= Ashot Bleyan =

Armenian politician

Ashot Shamkhali Bleyan (in Armenian Աշոտ Բլեյան, born in Yerevan, Armenian Soviet Socialist Republic on 4 September 1955), is an Armenian politician, educator, government minister and school master.

== Biography ==
Bleyan graduated from Yerevan State University as a physicist. Together with Ashot Dabaghyan and Ashot Manucharyan, he co-founded School No. 183 now known as Mkhitar Sebastatsi Educational Complex in Yerevan, Armenia. Bleyan became the director of the school in 1989. After serving as vice president in the Yerevan Municipality's Executive Committee, he was elected to the Armenian Parliament in 1990.

He was appointed Armenian Education Minister serving 1994 to 1995 in the government headed by Prime Minister Hrant Bagratyan. He became Vice Minister for the Ministry of Education and Science from 1995 to 1996.
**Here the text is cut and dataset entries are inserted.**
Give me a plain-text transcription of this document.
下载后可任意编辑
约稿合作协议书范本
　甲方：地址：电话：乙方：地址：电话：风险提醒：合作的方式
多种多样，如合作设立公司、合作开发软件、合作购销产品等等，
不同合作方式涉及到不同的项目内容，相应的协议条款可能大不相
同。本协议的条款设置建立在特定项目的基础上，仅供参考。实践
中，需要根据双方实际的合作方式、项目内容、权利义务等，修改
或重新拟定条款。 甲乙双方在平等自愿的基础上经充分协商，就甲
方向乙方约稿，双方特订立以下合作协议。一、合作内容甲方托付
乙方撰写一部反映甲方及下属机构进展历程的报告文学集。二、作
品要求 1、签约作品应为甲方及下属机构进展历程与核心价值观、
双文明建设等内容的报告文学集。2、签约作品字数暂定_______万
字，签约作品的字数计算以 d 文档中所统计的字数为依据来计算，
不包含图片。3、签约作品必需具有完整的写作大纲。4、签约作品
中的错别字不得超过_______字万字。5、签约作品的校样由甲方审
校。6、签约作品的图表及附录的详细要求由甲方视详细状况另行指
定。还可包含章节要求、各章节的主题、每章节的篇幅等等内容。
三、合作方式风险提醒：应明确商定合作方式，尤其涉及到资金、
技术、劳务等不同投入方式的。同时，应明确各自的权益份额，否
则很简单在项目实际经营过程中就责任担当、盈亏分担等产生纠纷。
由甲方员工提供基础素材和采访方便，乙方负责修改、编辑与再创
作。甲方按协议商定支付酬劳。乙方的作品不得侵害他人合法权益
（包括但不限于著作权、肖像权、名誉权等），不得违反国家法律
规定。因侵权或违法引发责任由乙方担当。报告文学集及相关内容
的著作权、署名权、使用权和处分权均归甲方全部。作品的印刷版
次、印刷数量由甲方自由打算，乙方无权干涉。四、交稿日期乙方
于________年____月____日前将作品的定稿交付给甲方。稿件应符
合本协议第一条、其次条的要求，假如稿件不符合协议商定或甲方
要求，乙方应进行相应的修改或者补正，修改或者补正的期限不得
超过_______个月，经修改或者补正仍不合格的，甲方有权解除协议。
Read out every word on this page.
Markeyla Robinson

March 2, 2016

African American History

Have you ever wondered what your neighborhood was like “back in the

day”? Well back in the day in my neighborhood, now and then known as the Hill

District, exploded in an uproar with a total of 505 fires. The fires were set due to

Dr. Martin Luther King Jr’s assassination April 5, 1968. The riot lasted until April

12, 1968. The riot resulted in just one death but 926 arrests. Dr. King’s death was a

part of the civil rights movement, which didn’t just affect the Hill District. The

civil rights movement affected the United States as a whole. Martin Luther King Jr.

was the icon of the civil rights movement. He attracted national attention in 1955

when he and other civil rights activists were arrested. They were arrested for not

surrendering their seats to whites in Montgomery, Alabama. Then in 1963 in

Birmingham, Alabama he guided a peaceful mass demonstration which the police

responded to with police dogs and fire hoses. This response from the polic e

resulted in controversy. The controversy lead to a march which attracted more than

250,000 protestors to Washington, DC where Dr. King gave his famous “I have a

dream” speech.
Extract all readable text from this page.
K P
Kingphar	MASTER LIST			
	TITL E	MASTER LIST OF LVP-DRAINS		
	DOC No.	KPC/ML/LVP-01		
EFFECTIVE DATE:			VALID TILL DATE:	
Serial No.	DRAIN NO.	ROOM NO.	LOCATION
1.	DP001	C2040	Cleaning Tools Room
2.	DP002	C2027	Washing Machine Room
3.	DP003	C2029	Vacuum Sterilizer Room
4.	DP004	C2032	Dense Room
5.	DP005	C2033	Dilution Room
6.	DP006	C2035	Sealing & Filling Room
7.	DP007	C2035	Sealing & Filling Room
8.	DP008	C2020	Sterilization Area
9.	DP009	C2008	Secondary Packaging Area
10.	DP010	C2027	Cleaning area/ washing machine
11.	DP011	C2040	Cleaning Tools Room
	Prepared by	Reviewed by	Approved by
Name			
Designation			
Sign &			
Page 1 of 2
Between 1994 and 2002, he served as president of the New Path (in Armenian «Նոր ուղի») political party. In 1998 he was a candidate to the Armenian presidential elections gaining just 1,559 votes (or 0.1% of the total votes).
He was imprisoned in 1999 (the charges were: civil and criminal offences, including embezzlement). His lawyer complained to the European Parliament that he has been beaten and placed in solitary confinement.